According to reports, investors have made $3.5 billion worth of transactions through cryptocurrency trading in the last seventeen months. Previously, the Indian finance minister issued several warnings against cryptocurrency trading.
Cryptocurrencies have been falling over the last two weeks due to regulatory concerns, wiping off almost $318 billion from the total market capitalization.
Several analysts, including Goldman Sachs (NYSE:GS), believe the cryptocurrency bubble is likely to burst sooner rather than later.
Today, Goldman Sachs has warned its biggest clients to avoid participating in cryptocurrency trading. Moreover, Goldman Sachs thinks cryptocurrencies have already moved beyond bubble levels when compared to the Tulip mania of the 17th century and the dot-com bubble of the 1990s.
“The mania surrounding cryptocurrencies is probably even better illustrated by the price surges seen in companies that announce some type of affiliation with blockchain technology or cryptocurrencies,” Goldman Sachs wrote.
Along with other regulators, International Monetary Fund (IMF) has raised its voice against the potential threat of the terrorist funding, money laundering, fraud, and tax evasion with the help of digital currencies.
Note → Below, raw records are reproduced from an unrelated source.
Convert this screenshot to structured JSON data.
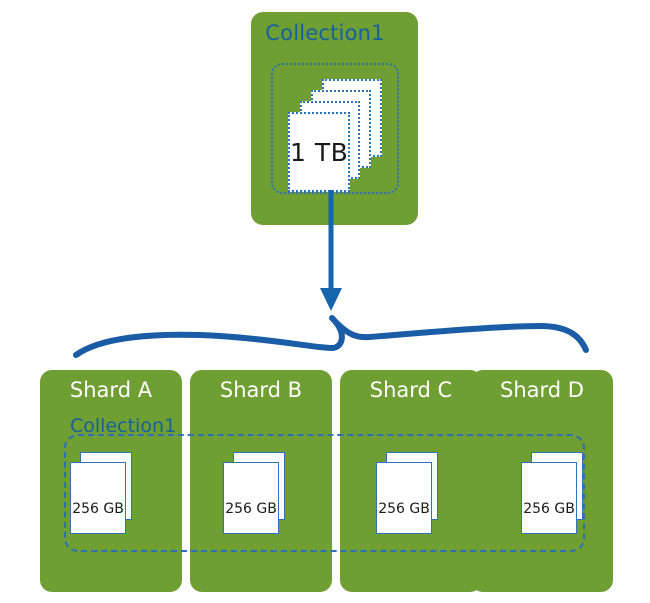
{
  "diagram": {
    "title": "MongoDB collection sharding diagram",
    "colors": {
      "green": "#6f9e33",
      "blue": "#17609f",
      "document_border": "#2f73b8",
      "dotted_border": "#2b6fb5",
      "white": "#ffffff",
      "text_dark": "#1a1a1a"
    }
  },
  "source": {
    "box_label": "Collection1",
    "document_size": "1 TB",
    "document_count": 4
  },
  "arrow": {
    "name": "split-arrow",
    "direction": "down"
  },
  "brace": {
    "name": "curly-brace",
    "orientation": "up"
  },
  "shards": {
    "collection_label": "Collection1",
    "items": [
      {
        "label": "Shard A",
        "document_size": "256 GB",
        "document_count": 2
      },
      {
        "label": "Shard B",
        "document_size": "256 GB",
        "document_count": 2
      },
      {
        "label": "Shard C",
        "document_size": "256 GB",
        "document_count": 2
      },
      {
        "label": "Shard D",
        "document_size": "256 GB",
        "document_count": 2
      }
    ]
  }
}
Although IMF asked for global cooperation for regulating cryptocurrencies, IMF has also warned investors about crypto trading amid the massive growth in prices.
An IMF spokesperson said, “When asset prices go up quickly, risks can accumulate, particularly if market participants are borrowing money to buy. It’s important for people to be aware of the risks and take the necessary risk-management measures.”